I'll leave the actual computation to you.

Let us begin with a reminder of a combination.

The answer to the question

"How many different ways can we choose k objects out of n possible objects where order does not matter?"

is "n choose k" which can be represented by many different notations such as

C(n, k)

_nC_k

Cⁿ_k

For the given problem...

"A jury pool has 21 people that are married and 23 people that are not married"

so there is a total of 21 + 23 = 44 people

"from which 12 jurors will be selected"

How many different possible jury selections are there?

That is, how many different ways are there of selecting a group of 12 people out of 44 possible people when order does not matter?

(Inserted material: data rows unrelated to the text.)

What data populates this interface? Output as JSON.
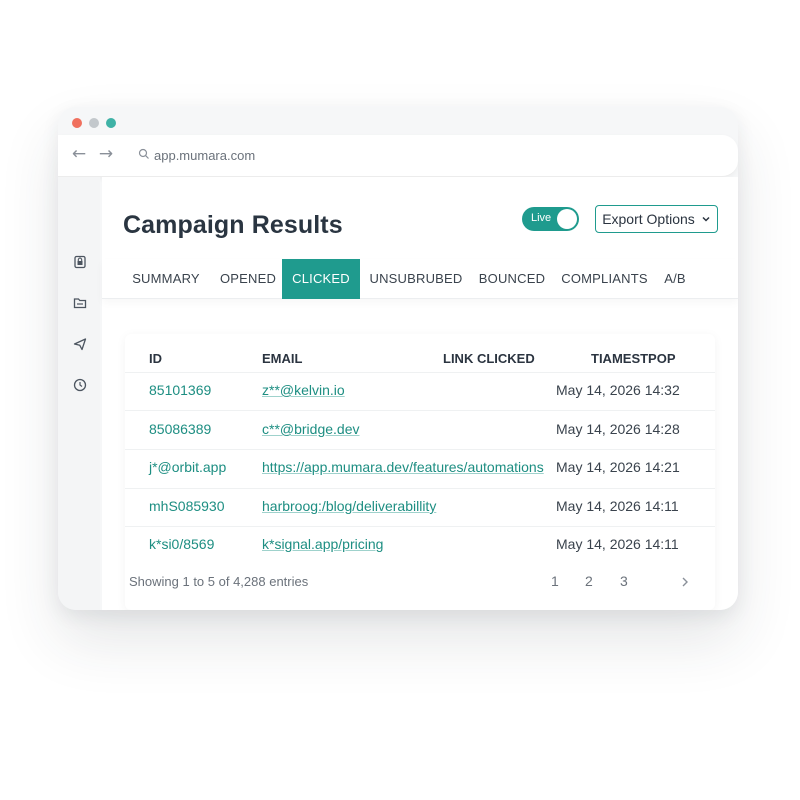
{
  "window": {
    "dot_colors": [
      "#f0705e",
      "#c3c8cc",
      "#3fb2a6"
    ]
  },
  "browser": {
    "back_icon": "arrow-left-icon",
    "forward_icon": "arrow-right-icon",
    "url": "app.mumara.com"
  },
  "sidebar": {
    "icons": [
      "lock-file-icon",
      "folder-icon",
      "send-icon",
      "clock-icon"
    ]
  },
  "header": {
    "title": "Campaign Results",
    "live_label": "Live",
    "export_label": "Export Options"
  },
  "tabs": [
    {
      "label": "SUMMARY",
      "active": false
    },
    {
      "label": "OPENED",
      "active": false
    },
    {
      "label": "CLICKED",
      "active": true
    },
    {
      "label": "UNSUBRUBED",
      "active": false
    },
    {
      "label": "BOUNCED",
      "active": false
    },
    {
      "label": "COMPLIANTS",
      "active": false
    },
    {
      "label": "A/B",
      "active": false
    }
  ],
  "table": {
    "headers": [
      "ID",
      "EMAIL",
      "LINK CLICKED",
      "TIAMESTPOP"
    ],
    "rows": [
      {
        "id": "85101369",
        "email": "z**@kelvin.io",
        "link": "",
        "timestamp": "May 14, 2026 14:32"
      },
      {
        "id": "85086389",
        "email": "c**@bridge.dev",
        "link": "",
        "timestamp": "May 14, 2026 14:28"
      },
      {
        "id": "j*@orbit.app",
        "email": "https://app.mumara.dev/features/automations",
        "link": "",
        "timestamp": "May 14, 2026 14:21"
      },
      {
        "id": "mhS085930",
        "email": "harbroog:/blog/deliverabillity",
        "link": "",
        "timestamp": "May 14, 2026 14:11"
      },
      {
        "id": "k*si0/8569",
        "email": "k*signal.app/pricing",
        "link": "",
        "timestamp": "May 14, 2026 14:11"
      }
    ]
  },
  "footer": {
    "entries_text": "Showing 1 to 5 of 4,288 entries",
    "pages": [
      "1",
      "2",
      "3"
    ],
    "next_icon": "chevron-right-icon"
  },
  "colors": {
    "accent": "#1f9b8e",
    "link": "#1d8e82"
  }
}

That is precisely "44 choose 12" or C(44, 12).

C(44, 12) = 21,090,682,613

(a) Find the probability that the jury consists of all married people.

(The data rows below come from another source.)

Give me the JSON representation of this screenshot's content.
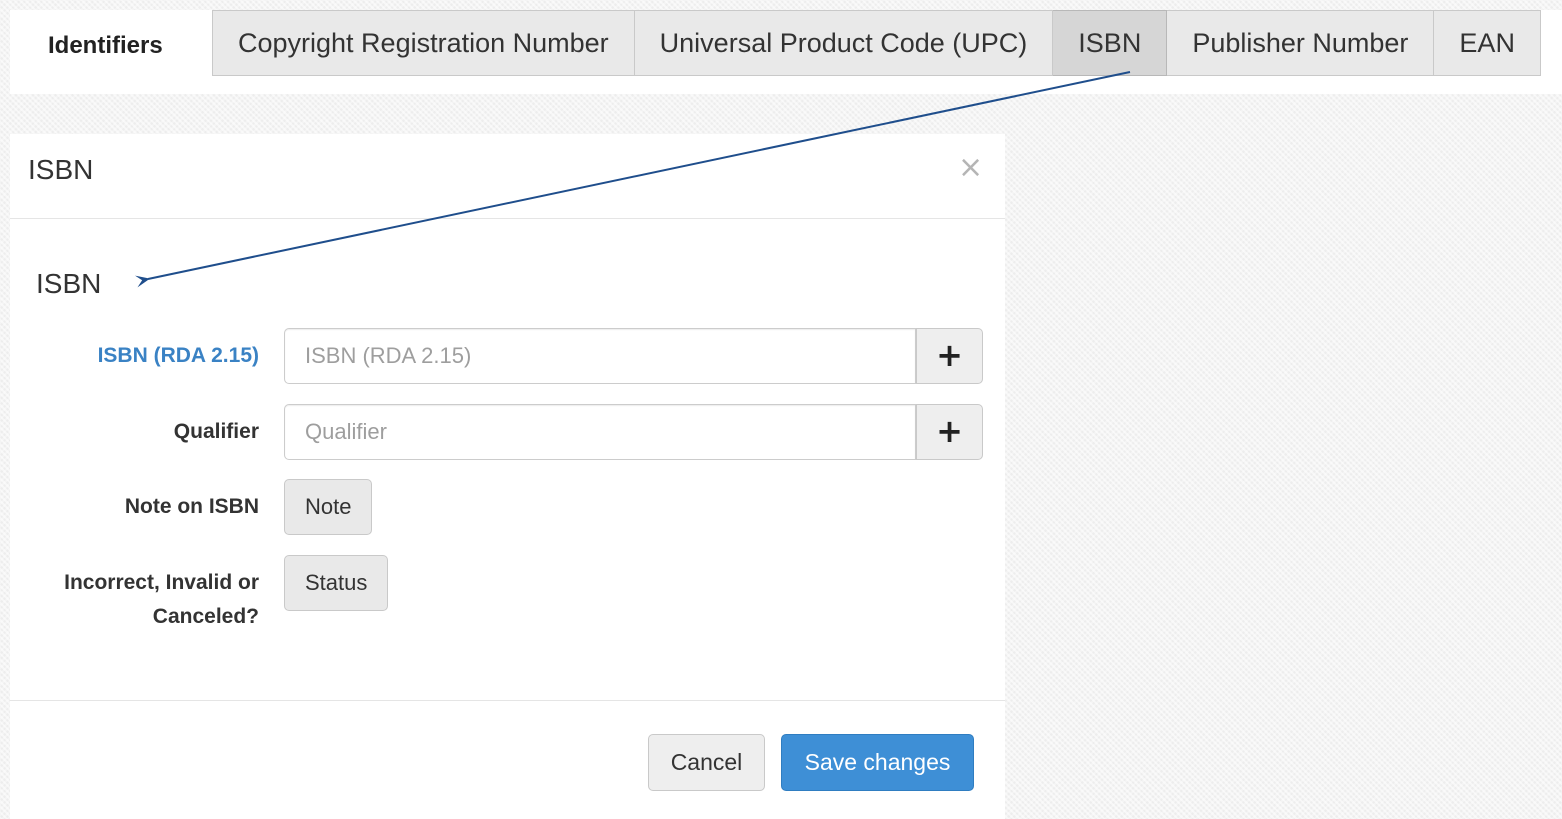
{
  "identifiers": {
    "section_label": "Identifiers",
    "tabs": [
      {
        "label": "Copyright Registration Number"
      },
      {
        "label": "Universal Product Code (UPC)"
      },
      {
        "label": "ISBN",
        "active": true
      },
      {
        "label": "Publisher Number"
      },
      {
        "label": "EAN"
      }
    ]
  },
  "modal": {
    "title": "ISBN",
    "close_icon": "×",
    "subheading": "ISBN",
    "fields": {
      "isbn": {
        "label": "ISBN (RDA 2.15)",
        "placeholder": "ISBN (RDA 2.15)",
        "value": "",
        "add_label": "+"
      },
      "qualifier": {
        "label": "Qualifier",
        "placeholder": "Qualifier",
        "value": "",
        "add_label": "+"
      },
      "note": {
        "label": "Note on ISBN",
        "button": "Note"
      },
      "status": {
        "label_line1": "Incorrect, Invalid or",
        "label_line2": "Canceled?",
        "button": "Status"
      }
    },
    "footer": {
      "cancel": "Cancel",
      "save": "Save changes"
    }
  },
  "colors": {
    "accent_blue": "#3e8fd6",
    "label_blue": "#3a82c4",
    "arrow": "#1f4e8c"
  }
}
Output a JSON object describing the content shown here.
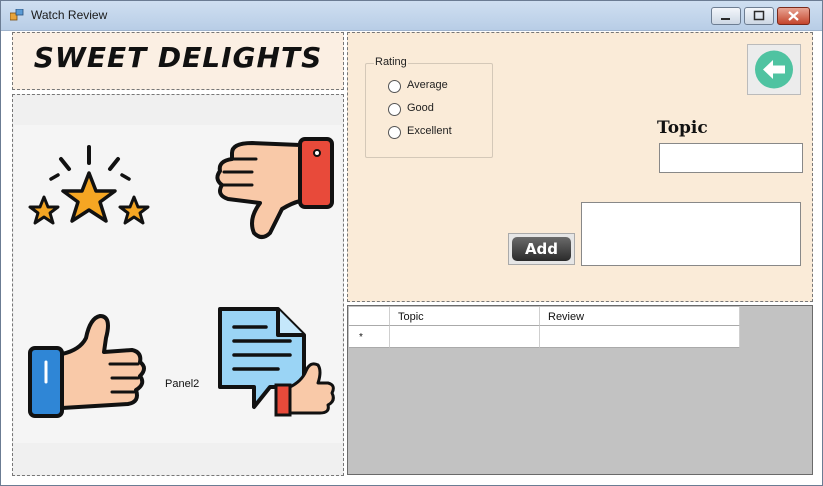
{
  "window": {
    "title": "Watch Review"
  },
  "brand": {
    "title": "SWEET DELIGHTS"
  },
  "images_panel": {
    "label": "Panel2"
  },
  "rating": {
    "group_label": "Rating",
    "options": [
      {
        "label": "Average",
        "selected": false
      },
      {
        "label": "Good",
        "selected": false
      },
      {
        "label": "Excellent",
        "selected": false
      }
    ]
  },
  "topic": {
    "label": "Topic",
    "value": ""
  },
  "review": {
    "value": ""
  },
  "add_button": {
    "label": "Add"
  },
  "grid": {
    "columns": [
      "Topic",
      "Review"
    ],
    "new_row_marker": "*"
  },
  "colors": {
    "title_panel_bg": "#fbefe3",
    "form_panel_bg": "#faebd8",
    "grid_bg": "#c2c2c2",
    "back_button_accent": "#4fc3a1"
  },
  "icons": [
    "stars-rating-icon",
    "thumbs-down-icon",
    "thumbs-up-icon",
    "review-document-icon",
    "back-arrow-icon"
  ]
}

For the purposes of this part, we can only select the jurors out of the 21 married people.

How many different ways are there of selecting a group of 12 people out of 21 possible people when order does not matter?

That is precisely "21 choose 12" or C(21, 12).

C(21, 12) = 293,930

The desired probability can be found by simply dividing the number of outcomes with satisfy the given condition by the total number of outcomes. It is thus...

C(21, 12) / C(44, 12) = 293,930 / 21,090,682,613

(b) Find the probability that the jury consists of all not married people.

There are 23 not married people.

The logic is identical to that of part (a).

(c) Find the probability that the jury consists of 8 married people and 4 that are not married.

For the 8 married people

How many different ways are there of selecting a group of 8 people out of 21 possible people when order does not matter?

That is precisely "21 choose 8" or C(21, 8).

C(21, 8) = 203,490

For the 4 people who are not married

How many different ways are there of selecting a group of 4 people out of 23 possible people when order does not matter?

That is precisely "23 choose 4" or C(23, 4).

C(23, 4) = 8,855

Now, for each of the 203,490 groups of 8 married people, there are 8,855 possible groups of 4 not married people.

This gives us a total of 203,490 x 8,855 = 1,801,903,950 different groups of 8 married people and 4 not married people.

The desired probability can be found by simply dividing the number of outcomes with satisfy the given condition by the total number of outcomes. It is thus...

C(21, 8) x C(23, 4) / C(44, 12) = 1,801,903,950 / 21,090,682,613

(d) Find the probability that the jury consists of 6 married people and 6 that are not married.

The logic is identical to that of part (c).

This is a Combinatorics problem using Combinations, since the order in the jury doesn't matter.

The number of all possible outcomes is given by the ways to select 12 jurors out of 21 + 23 = 44 people i.e. by the combination coefficient: 44C12

You should calculate the combination coefficients with a calculator.

(a)

Ways to select 12 jurors out of 21 married: 21C12

probability = favorable / all outcomes = 21C12 / 44C12

(b)

Ways to select 12 jurors out of 23 not married: 23C12

probability = favorable / all outcomes = 23C12 / 44C12

(c)

Ways to select 8 out of 21 married: 21C8

Ways to select 4 out of 23 not married: 23C4

According to the counting principle, multiply the ways to select 8 out of 21 and 4 out of 23: 21C8 * 23C4

probability = favorable / all outcomes = 21C8 * 23C4 / 44C12

(d)

This is analogous to (c). I'll leave it to you as an exercise.